American teens are watching porn and seeking it out more than any previous generation. According to a report released January 20 by the Barna Group, today's teens and young adults are exposed younger, are viewing more, and are increasingly desensitized to the images.

The Barna Group presented the results of their wide-ranging, nationally-representative sample of nearly 3,000 American teenagers, Christian pastors, and the Christian church. The Barna analysis did not compare Catholic teens and religious leaders with those from other denominations, but similar results are likely.

Christian author and speaker Josh McDowell, speaking at the Barna Group's press conference on “The Porn Phenomenon” this morning in New York City, said, “Pornography violates all relational values between the individual and self, the individual and society, the unit of our families and our moral fabric and fiber as a nation.... When we objectify and demean life by removing the sanctity of the human person, our future is at risk.” 

With pornography easily available on-line and on cell phones, more than one-quarter (27%) of young adults ages 25-30 (referred to as “Millennials”) reported that they had viewed pornography before reaching puberty. In contrast, only 13% of young adults classified as “Generation X”—those  who were born between the early 1960s and the early '80s—first viewed pornography at that early age. And nearly half of respondents say that the come across porn at least once a week, even when they're not looking for it.

With the increased exposure to porn, there has been a corresponding increase in acceptance. Barna reported that 90% of teens and 96% of young adults have a cavalier attitude toward porn—speaking about it in a neutral, accepting or encouraging way. Ironically, while these young Americans take for granted the widespread availability of pornographic images, they are nearly twice as likely to view “not recycling” as morally wrong.

High school boys, at 92%, are still the group most likely to view pornography; but more young women are actively seeking out porn. Barna reports that one-third of young women ages 13-24 seek out porn at least once a month, as compared to only 12% of women over 25.

Especially troubling in the report is the increase in “sexting” or sending pornographic images via cell phone.
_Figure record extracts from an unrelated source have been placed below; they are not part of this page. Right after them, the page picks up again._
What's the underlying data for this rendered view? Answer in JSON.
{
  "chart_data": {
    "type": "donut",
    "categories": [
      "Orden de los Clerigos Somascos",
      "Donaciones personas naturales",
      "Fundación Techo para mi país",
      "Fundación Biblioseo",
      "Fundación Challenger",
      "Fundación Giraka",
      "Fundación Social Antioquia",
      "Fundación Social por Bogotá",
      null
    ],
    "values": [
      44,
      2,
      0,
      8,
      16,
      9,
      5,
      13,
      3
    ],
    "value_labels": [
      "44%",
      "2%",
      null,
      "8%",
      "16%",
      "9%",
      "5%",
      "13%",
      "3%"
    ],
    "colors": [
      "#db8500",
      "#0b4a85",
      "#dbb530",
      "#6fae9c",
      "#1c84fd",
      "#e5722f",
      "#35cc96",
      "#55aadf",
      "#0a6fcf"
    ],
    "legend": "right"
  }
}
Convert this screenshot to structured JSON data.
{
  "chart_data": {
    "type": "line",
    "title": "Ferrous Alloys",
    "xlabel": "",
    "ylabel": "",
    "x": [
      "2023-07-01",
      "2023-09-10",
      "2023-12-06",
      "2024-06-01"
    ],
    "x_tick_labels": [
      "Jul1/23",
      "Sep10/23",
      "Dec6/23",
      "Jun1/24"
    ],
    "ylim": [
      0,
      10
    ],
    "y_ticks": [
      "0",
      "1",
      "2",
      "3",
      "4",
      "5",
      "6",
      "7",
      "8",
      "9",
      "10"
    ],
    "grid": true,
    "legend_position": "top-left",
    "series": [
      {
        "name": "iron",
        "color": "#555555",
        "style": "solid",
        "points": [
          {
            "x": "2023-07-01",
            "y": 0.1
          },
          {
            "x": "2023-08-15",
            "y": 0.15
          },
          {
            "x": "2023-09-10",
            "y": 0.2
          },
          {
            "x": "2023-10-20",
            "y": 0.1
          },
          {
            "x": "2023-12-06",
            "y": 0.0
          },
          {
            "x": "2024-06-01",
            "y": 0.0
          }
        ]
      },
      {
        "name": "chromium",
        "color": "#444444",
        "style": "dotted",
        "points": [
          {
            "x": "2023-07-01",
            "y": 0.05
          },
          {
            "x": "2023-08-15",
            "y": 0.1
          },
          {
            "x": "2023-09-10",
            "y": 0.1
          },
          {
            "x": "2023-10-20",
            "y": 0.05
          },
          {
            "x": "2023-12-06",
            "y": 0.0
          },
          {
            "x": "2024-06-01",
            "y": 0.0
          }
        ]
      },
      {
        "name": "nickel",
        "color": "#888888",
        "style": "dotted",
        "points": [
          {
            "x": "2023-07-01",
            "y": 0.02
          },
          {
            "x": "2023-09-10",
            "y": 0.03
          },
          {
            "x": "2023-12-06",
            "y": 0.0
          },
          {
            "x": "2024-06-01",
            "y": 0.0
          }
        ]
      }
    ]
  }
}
Barna reported that two-thirds of teens and young adults (66%) have received a sexually explicit message, and two in every five (41%) have sent one—usually to/from a boyfriend or girlfriend.

The Catholic Church considers the use of pornography to achieve sexual gratification to be gravely immoral. The Catechism (Paragraph 2354) says:

It offends against chastity because it perverts the conjugal act, the intimate giving of spouses to each other. It does grave injury to the dignity of its participants (actors, vendors, the public), since each one becomes an object of base pleasure and illicit profit for others. It immerses all who are involved in the illusion of a fantasy world. It is a grave offense. Civil authorities should prevent the production and distribution of pornographic materials.

Dr. Gregory Popcak, in his book Holy Sex: A Catholic Guide to Toe-Curling, Mind-Blowing, Infallible Loving, quotes Dr. Paul Vitz, citing five secular arguments against the use of pornography and masturbation to achieve sexual satisfaction:

  1. It's narcissistic. Masturbation takes something that should be a path to sanctification and communion with others and turns it into a miserly act that's all about keeping the gift to oneself.
  2. It's regressive. Dr. Vitz described masturbation as “one step above thumb-sucking.” People who masturbate habitually often do it as a way of dealing with the stress that comes from problems in life. But grown-ups deal with the problems of life by facing them and solving them, not by retreating to a dark room with a glowing screen and a box of tissues.
  3. It's addictive. Masturbation artificially stimulates the pleasure centers of the brain and releases the bonding chemicals that accompany sexual release. Although the biochemical bonding impulse is engaged, there is nothing to bond to—except the act itself.
  4. It's objectifying. It turns people into objects in two ways: First, the models are treated like “things” that can be posed and thrown away, instead of like people who have a right to be loved. Second, it teaches the person who views porn or masturbates that real people should act just like the models in the images, or that real people exist just to simply scratch the individual's sexual itch.
  5. It's progressive. Like any addiction, eventually you need more of it, and more extreme forms of it, to maintain the chemical high achieved by the behavior.

The Barna Group will release a full report this spring at their Set Free Global Summit, a comprehensive conference for Christian leaders on Internet pornography, which will be held in Greensboro, North Carolina on April 4-7, 2016.